The Cost of All Things

“I’m sorry,” I said. “I don’t know why I’m asking about all this stuff.”

 

 

“It’s okay,” she said. She even smiled a little bit. “I’d rather you ask than never ever mention it like it was some sort of horrible disease. I’m fine now.”

 

“Right,” I said. “Of course you are.”

 

“I have Jess and Diana and dancing—and I have you, too.” She said the last bit quickly, like she wasn’t sure if she was going too far, claiming me as hers.

 

She wasn’t going too far. I felt good—great, even—being in the list of things she lived for, because I felt the same way without realizing it: she fit into a hole in my life I hadn’t known I’d had until then. That was the moment I decided I wasn’t just going to think about kissing her, but I was actually going to do it. I didn’t end up doing it for a little while longer, but the decision could be traced back to that conversation.

 

“I’m fine,” she said again, and elbowed me with her sharp, precise elbow.

 

But I didn’t believe her. She wasn’t fine, and neither was I.

 

 

 

 

 

 

 

 

We were not okay. After the bonfire, if I didn’t hear from Ari or Diana for a day, I’d start to get panicky—picturing Diana’s bruise or worse. That big black shadowy bird hovered over my head daily, threatening to swoop down and carry my friends away. I had to be on constant alert so that no one would get hurt again.

 

Now that I knew that they’d considered leaving town without me, I became convinced that they were trying to leave all the time. I pictured worse and worse things happening to them. It wasn’t enough that we spent time together.
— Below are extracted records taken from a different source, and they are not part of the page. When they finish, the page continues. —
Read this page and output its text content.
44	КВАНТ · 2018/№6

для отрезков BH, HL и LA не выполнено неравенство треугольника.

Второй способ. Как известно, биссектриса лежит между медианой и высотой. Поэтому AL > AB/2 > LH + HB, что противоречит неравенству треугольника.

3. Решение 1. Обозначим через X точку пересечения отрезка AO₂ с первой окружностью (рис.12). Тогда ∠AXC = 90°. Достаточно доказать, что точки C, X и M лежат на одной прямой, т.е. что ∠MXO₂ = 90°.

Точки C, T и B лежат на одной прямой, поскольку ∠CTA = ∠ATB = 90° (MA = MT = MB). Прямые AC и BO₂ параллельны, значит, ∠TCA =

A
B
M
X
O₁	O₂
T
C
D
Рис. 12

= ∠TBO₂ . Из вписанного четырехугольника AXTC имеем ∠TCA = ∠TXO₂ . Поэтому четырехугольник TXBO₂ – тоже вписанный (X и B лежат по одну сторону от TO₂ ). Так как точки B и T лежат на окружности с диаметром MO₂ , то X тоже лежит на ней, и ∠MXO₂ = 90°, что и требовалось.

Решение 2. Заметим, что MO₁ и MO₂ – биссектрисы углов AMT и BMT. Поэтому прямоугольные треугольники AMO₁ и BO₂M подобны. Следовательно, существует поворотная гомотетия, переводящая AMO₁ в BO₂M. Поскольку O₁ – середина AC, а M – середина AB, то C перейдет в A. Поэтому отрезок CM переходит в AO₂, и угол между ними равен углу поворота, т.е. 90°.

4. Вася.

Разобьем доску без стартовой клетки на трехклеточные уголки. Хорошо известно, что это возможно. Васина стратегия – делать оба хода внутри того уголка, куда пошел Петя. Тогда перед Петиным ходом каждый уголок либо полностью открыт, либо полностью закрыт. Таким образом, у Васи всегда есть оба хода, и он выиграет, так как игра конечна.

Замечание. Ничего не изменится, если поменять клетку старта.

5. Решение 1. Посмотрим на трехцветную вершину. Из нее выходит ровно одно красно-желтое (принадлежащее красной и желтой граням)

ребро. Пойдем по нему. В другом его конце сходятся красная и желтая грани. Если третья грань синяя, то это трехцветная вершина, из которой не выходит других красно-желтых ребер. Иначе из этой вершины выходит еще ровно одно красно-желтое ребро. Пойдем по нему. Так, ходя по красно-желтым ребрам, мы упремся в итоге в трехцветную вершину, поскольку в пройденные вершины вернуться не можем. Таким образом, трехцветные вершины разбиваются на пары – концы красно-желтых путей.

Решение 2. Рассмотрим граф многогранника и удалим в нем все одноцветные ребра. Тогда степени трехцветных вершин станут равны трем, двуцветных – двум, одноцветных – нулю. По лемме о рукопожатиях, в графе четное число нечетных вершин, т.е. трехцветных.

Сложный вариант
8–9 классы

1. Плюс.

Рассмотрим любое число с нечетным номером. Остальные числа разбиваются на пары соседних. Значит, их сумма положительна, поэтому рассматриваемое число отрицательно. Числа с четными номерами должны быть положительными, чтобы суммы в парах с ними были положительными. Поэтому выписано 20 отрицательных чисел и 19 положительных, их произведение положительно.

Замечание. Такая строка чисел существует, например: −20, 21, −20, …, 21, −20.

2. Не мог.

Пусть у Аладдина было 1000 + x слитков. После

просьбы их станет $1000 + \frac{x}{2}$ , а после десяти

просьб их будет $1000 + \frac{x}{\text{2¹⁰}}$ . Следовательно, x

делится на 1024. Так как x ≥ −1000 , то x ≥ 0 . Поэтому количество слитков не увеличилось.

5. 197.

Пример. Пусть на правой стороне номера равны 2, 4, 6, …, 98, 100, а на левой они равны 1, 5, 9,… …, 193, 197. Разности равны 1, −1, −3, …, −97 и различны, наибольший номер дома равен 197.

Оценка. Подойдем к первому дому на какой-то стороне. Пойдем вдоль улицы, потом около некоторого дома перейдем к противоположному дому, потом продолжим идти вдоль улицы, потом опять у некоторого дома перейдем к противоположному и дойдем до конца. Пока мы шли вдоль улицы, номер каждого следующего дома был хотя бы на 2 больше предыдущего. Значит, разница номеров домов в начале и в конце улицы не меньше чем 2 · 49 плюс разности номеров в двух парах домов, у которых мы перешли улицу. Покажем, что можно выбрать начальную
They really, really had to want to be around me, and not in some hypothetical future time. This moment. Before they could get any more great ideas.

 

But something was broken. We sat around at the ice cream shop where Ari worked or someone’s basement or Ari’s aunt’s coffee shop and didn’t talk to each other.

 

The thing was, I didn’t think Ari and Diana were talking to each other, either. Ari stayed silent and distant, gone someplace far away behind her eyes. Diana only smiled when she thought the rest of us weren’t looking, and spent the rest of the time touching her bruised face with a fingertip and wincing. No one said anything. It wasn’t fun.

 

I kept trying, though.

 

“You still look beautiful,” I told Diana. “And it’s healing fast.”

 

We were in Ari’s basement, the least finished of all our basements, with not even a tiny high-up window to let the summer sun in. Ari lay on her back behind the sofa trying to stretch her leg over her head, and Diana looked at her face through her phone’s camera. She was still beautiful. She had her red hair and clear skin and big eyes. She didn’t respond to me, though, and didn’t put down the phone.

 

If there was one thing I’d learned from Mina’s illness, it was proper bedside manner. So I’d been taking care of Diana—bringing her magazines and candy and occasionally one-sided conversations, so she could rest and recover.

 

I tried to give her a couple Tylenol and a water bottle from my bag. She waved them away. “I’m fine.”

 

“You know, that bruise, if it had been on me, would’ve made me look like a zombie. But it’s so obvious how pretty you are, it doesn’t matter about all that.”

 

“Okay, okay,” Diana said, finally putting down the phone. “I get it.”

 

“I was only saying—”

 

“And you’ve said it. I don’t need to hear it anymore.”

 

Ari spoke up from the floor. “Kay can tell me I’m beautiful if she really must.”

 

“You are beautiful. Like, seriously.”

 

Ari let out a single sharp ha. “You say that to everyone. You’re devaluing your compliments.”

 

“I mean it!” They both laughed then, more genuinely, until laughing hurt Diana’s face and she went back to pressing it slowly and carefully with a finger.

 

“Oh, I forgot to say. I got us tickets to Wicked in Boston!” I said.

 

Neither of them responded.

 

“I thought because you guys mentioned wanting to go to Boston at the bonfire. . . .”

 

“That wasn’t really what we had in mind,” Ari said, sitting up and cracking her back. “But thank you, Kay.”

 

“We’ll go, though, right? I mean my parents got us these tickets, and I don’t think they’re refundable. . . .”

 

Diana glanced at Ari, who shrugged. “I don’t know,” Diana said. “I’ve been busy.”

 

“Busy with what?”

 

She ignored the question. “But maybe there’s some guy you want to ask . . . like Cal Waters. . . .”

 

“To go see Wicked?”

 

Ari hugged a leg to her cheek. “I think that’s Diana’s way of asking if you’re going to see Cal again.”

 

“Oh.” I hadn’t thought of him much since the bonfire. “I don’t know if that’s a thing that’s going to be an ongoing, you know, thing.”

 

“That’s good,” Ari said. “I mean, he’s a Waters. I love Markos but you know what they’re like.”